After permanently settling in the little town of Asolo in 1923,[5] Malipiero began the editorial work for which he would become best known, a complete edition of all of Claudio Monteverdi's oeuvre, from 1926 to 1942, and after 1952, editing much of Vivaldi's concerti at the Istituto Italiano Antonio Vivaldi.
Composition
Malipiero had an ambivalent attitude towards the musical tradition dominated by Austro-German composers, and instead insisted on the rediscovery of pre-19th-century Italian music.[1]
His orchestral works include seventeen compositions he called symphonies, of which however only eleven are numbered. The first was composed in 1933, when Malipiero was already over fifty years old. Prior to that, Malipiero had written several important orchestral pieces but avoided the word
"sinfonia" (symphony) almost completely. This was due to his rejection of the Austro-German symphonic tradition.[5] The only exceptions to that are the three compositions Sinfonia degli eroi (1905), Sinfonia del mare (1906) and Sinfonie del silenzio e della morte (1909–1910). In such early works,
the label "symphony" should not, however, be interpreted as indicating works in the Beethovenian
or Brahmsian symphonic style, but more as symphonic poems.[5]

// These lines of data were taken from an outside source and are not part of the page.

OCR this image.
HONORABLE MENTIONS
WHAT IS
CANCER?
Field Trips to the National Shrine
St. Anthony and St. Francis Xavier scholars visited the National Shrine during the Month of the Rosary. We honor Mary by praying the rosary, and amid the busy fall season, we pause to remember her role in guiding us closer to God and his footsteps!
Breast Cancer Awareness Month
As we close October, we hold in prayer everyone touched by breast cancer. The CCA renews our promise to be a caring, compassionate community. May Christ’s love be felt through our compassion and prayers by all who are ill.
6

When asked in the mid-1950s by the British encyclopedia The World of Music, Malipiero listed as
his most important compositions the following pieces[citation needed]:
- Pause del Silenzio for the orchestra, composed in 1917
- Rispetti e Strambotti for string quartet, composed in 1920
- L'Orfeide for the stage, composed between 1918 and 1922, and first performed in 1924
- La Passione, a mystery play composed in 1935
- his nine symphonies, composed between 1933 and 1955 (he would compose additional symphonies in the years after this list was made)

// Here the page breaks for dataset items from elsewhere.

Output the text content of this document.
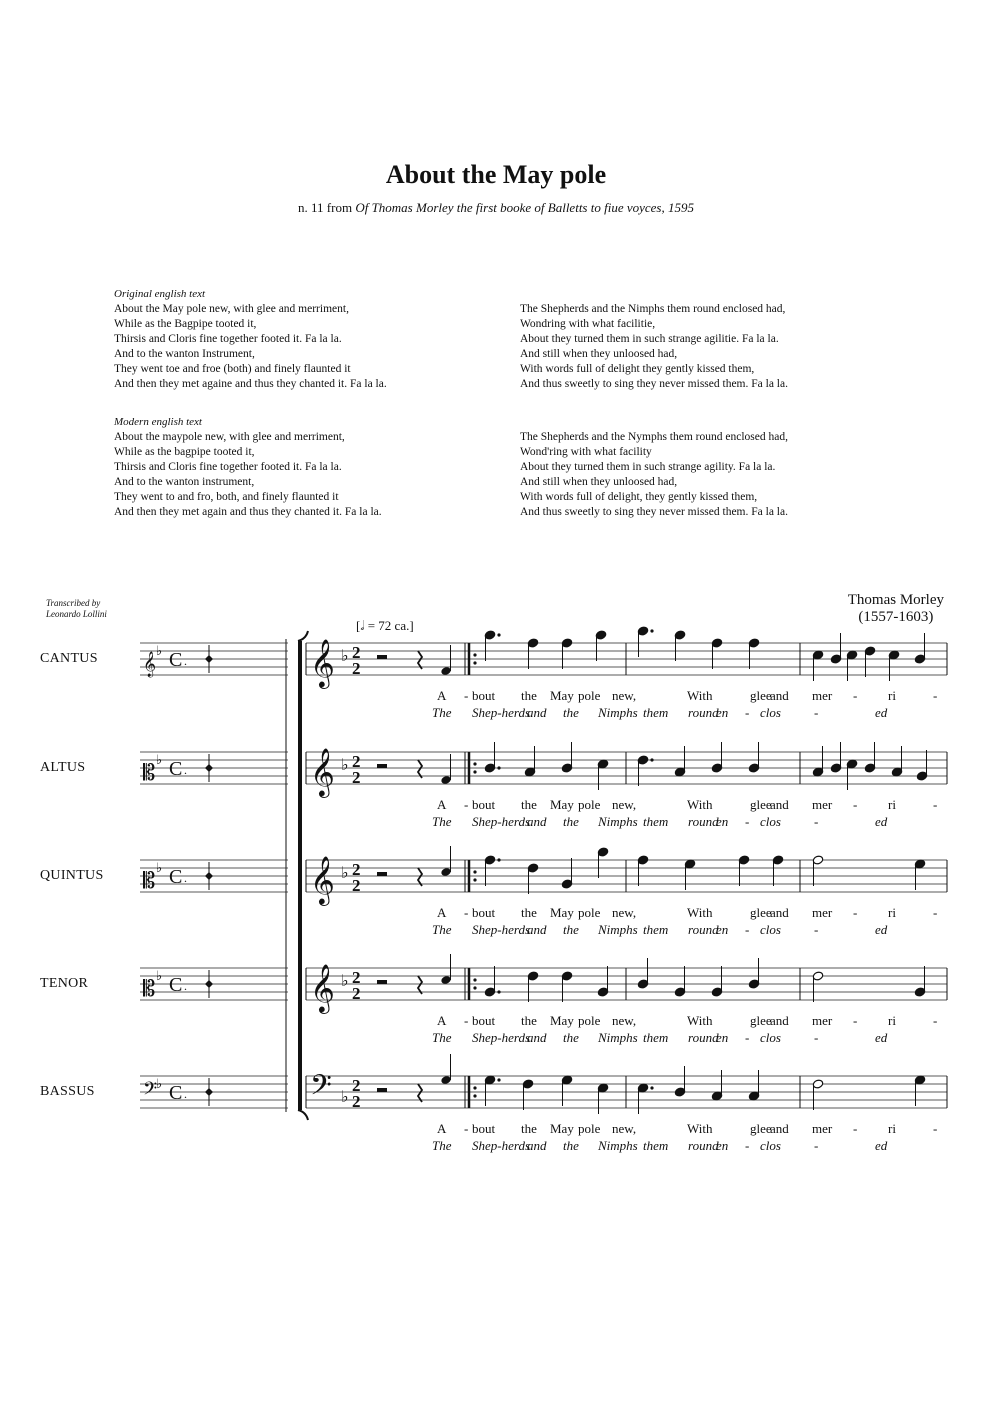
About the May pole
n. 11 from Of Thomas Morley the first booke of Balletts to fiue voyces, 1595
Original english text
About the May pole new, with glee and merriment,
While as the Bagpipe tooted it,
Thirsis and Cloris fine together footed it. Fa la la.
And to the wanton Instrument,
They went toe and froe (both) and finely flaunted it
And then they met againe and thus they chanted it. Fa la la.
The Shepherds and the Nimphs them round enclosed had,
Wondring with what facilitie,
About they turned them in such strange agilitie. Fa la la.
And still when they unloosed had,
With words full of delight they gently kissed them,
And thus sweetly to sing they never missed them. Fa la la.
Modern english text
About the maypole new, with glee and merriment,
While as the bagpipe tooted it,
Thirsis and Cloris fine together footed it. Fa la la.
And to the wanton instrument,
They went to and fro, both, and finely flaunted it
And then they met again and thus they chanted it. Fa la la.
The Shepherds and the Nymphs them round enclosed had,
Wond'ring with what facility
About they turned them in such strange agility. Fa la la.
And still when they unloosed had,
With words full of delight, they gently kissed them,
And thus sweetly to sing they never missed them. Fa la la.
Transcribed by
Leonardo Lollini
Thomas Morley
(1557-1603)
[𝅗𝅥 = 72 ca.]
𝄞
𝄞	♭
♭	2
2
C .
𝄞
𝄡	♭
♭	2
2
C .
𝄞
𝄡	♭
♭	2
2
C .
𝄞
𝄡	♭
♭	2
2
C .
𝄢
𝄢	♭
♭	2
2
C .
CANTUS
A - bout the May pole new,	With	glee
and mer - ri	-
The Shep-herds
and the Nimphs them round
en - clos	-	ed
ALTUS
A - bout the May pole new,	With	glee
and mer - ri	-
The Shep-herds
and the Nimphs them round
en - clos	-	ed
QUINTUS
A - bout the May pole new,	With	glee
and mer - ri	-
The Shep-herds
and the Nimphs them round
en - clos	-	ed
TENOR
A - bout the May pole new,	With	glee
and mer - ri	-
The Shep-herds
and the Nimphs them round
en - clos	-	ed
BASSUS
A - bout the May pole new,	With	glee
and mer - ri	-
The Shep-herds
and the Nimphs them round
en - clos	-	ed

He regarded Impressioni dal vero, for orchestra, as his earliest work of lasting importance.[5]
Musical theory and style
Malipiero was strongly critical of sonata form and, in general, of standard thematic development in composition. He declared:
“ | As a matter of fact I rejected the easy game of thematic development because I was fed up with it and it bored me to death. once one finds a theme, turns it around, dismembers it and blows it up, it is not very difficult to assemble the first movement of a symphony (or a sonata) that will be amusing for amateurs and also satisfy the lack of sensitivity of the knowledgeable.[6] | ” |
Malipiero's musical language is characterized by an extreme formal freedom; he always renounced the academic discipline of variation, preferring the more anarchic expression of song, and he avoided falling into program music descriptivism. Until the first half of the 1950s, Malipiero remained tied to diatonism, maintaining a connection with the pre-19th-century Italian instrumental music and Gregorian chant, moving then slowly to increasingly eerie and tense territories that put him closer to total chromaticism. He did not abandon his previous style but he reinvented it. In his latest pages, it is possible to recognize suggestions from his pupils Luigi Nono and Bruno Maderna.[citation needed]
His compositions are based on free, non-thematic passages as much as in thematic composition,
and seldom do movements end in the keys in which they started.[1]
When Malipiero approached the symphony, he did not do so in the so-called post-Beethovenian sense, and for this reason authors rather described his works as "sinfonias" (the Italian term), to emphasize Malipiero's fundamentally Italian, anti-Germanic approach.[1] He remarked:
“ | The Italian symphony is a free kind of poem in several parts which follow one another capriciously, obeying only those mysterious laws that instinct recognizes[1] | ” |
As Ernest Ansermet once declared, "these symphonies are not thematic but 'motivic': that is to say Malipiero uses melodic motifs like everyone else [...] they generate other motifs, they reappear, but they do not carry the musical discourse – they are, rather, carried by it".[1]